Отрывок, характеризующий Мальтус, Томас

Когда адъютант напомнил ему о пленном, он, нахмурившись, кивнул в сторону Пьера и сказал, чтобы его вели. Но куда должны были его вести – Пьер не знал: назад в балаган или на приготовленное место казни, которое, проходя по Девичьему полю, ему показывали товарищи.
Он обернул голову и видел, что адъютант переспрашивал что то.
– Oui, sans doute! [Да, разумеется!] – сказал Даву, но что «да», Пьер не знал.
Пьер не помнил, как, долго ли он шел и куда.

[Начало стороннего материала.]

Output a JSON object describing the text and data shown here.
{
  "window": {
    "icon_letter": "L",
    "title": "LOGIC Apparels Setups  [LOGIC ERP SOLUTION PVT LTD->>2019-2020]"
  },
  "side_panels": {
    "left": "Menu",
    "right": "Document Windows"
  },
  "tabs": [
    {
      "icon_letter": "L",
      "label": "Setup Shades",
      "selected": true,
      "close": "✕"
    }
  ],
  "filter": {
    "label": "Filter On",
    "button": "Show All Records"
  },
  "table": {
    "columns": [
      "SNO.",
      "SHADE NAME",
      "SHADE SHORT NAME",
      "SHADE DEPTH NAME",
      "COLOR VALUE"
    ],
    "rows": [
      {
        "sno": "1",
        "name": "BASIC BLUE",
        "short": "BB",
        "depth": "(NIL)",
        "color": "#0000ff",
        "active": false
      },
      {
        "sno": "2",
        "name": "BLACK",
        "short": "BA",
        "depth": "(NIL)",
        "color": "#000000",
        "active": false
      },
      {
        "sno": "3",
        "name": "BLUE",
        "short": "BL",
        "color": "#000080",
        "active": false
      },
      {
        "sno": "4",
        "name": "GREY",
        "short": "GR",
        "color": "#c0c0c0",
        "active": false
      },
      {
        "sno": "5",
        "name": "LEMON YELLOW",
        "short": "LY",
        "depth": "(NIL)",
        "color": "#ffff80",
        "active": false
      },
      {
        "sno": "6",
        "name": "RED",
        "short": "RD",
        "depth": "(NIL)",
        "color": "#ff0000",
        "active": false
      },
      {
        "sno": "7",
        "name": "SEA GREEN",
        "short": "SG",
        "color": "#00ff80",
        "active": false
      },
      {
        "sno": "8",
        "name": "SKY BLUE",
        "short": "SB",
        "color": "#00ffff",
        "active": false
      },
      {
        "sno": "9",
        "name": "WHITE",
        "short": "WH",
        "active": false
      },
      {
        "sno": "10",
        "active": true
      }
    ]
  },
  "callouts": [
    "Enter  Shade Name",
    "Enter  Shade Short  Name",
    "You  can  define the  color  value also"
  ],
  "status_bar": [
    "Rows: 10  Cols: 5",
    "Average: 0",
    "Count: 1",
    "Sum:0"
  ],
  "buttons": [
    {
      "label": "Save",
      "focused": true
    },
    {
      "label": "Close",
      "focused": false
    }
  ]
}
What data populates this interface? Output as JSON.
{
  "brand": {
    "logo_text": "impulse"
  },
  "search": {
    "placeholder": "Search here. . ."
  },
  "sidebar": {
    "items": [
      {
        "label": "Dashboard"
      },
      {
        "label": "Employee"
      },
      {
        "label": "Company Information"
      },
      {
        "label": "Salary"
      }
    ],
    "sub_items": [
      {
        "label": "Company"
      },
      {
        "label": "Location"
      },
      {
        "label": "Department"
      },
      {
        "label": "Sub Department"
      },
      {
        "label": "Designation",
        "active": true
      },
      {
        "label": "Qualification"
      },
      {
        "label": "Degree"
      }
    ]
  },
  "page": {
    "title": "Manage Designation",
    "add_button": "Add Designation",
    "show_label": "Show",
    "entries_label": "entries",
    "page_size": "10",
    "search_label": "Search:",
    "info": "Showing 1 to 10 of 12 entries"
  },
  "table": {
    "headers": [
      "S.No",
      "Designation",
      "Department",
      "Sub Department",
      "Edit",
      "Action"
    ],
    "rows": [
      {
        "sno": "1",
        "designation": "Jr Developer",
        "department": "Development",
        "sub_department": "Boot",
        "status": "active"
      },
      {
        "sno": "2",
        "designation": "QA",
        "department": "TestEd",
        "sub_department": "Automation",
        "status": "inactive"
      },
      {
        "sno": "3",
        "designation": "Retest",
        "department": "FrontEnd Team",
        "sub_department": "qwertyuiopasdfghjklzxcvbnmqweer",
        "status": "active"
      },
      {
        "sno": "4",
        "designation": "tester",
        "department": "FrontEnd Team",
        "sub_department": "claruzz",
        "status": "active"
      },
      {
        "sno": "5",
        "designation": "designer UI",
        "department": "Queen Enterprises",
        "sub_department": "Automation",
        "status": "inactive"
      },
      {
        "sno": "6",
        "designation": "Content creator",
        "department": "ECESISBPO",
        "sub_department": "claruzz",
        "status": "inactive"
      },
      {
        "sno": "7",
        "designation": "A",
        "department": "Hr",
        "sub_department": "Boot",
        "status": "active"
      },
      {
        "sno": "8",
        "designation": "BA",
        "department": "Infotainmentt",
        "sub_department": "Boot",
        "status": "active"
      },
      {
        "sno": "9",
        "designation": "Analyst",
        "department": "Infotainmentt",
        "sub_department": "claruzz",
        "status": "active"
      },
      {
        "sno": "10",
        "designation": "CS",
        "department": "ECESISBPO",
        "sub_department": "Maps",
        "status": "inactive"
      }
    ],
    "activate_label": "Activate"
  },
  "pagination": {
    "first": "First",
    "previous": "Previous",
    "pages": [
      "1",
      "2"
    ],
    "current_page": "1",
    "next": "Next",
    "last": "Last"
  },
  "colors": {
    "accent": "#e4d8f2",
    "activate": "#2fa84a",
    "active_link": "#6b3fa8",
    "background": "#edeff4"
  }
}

Он, в состоянии совершенного бессмыслия и отупления, ничего не видя вокруг себя, передвигал ногами вместе с другими до тех пор, пока все остановились, и он остановился. Одна мысль за все это время была в голове Пьера. Это была мысль о том: кто, кто же, наконец, приговорил его к казни. Это были не те люди, которые допрашивали его в комиссии: из них ни один не хотел и, очевидно, не мог этого сделать. Это был не Даву, который так человечески посмотрел на него. Еще бы одна минута, и Даву понял бы, что они делают дурно, но этой минуте помешал адъютант, который вошел. И адъютант этот, очевидно, не хотел ничего худого, но он мог бы не войти. Кто же это, наконец, казнил, убивал, лишал жизни его – Пьера со всеми его воспоминаниями, стремлениями, надеждами, мыслями? Кто делал это? И Пьер чувствовал, что это был никто.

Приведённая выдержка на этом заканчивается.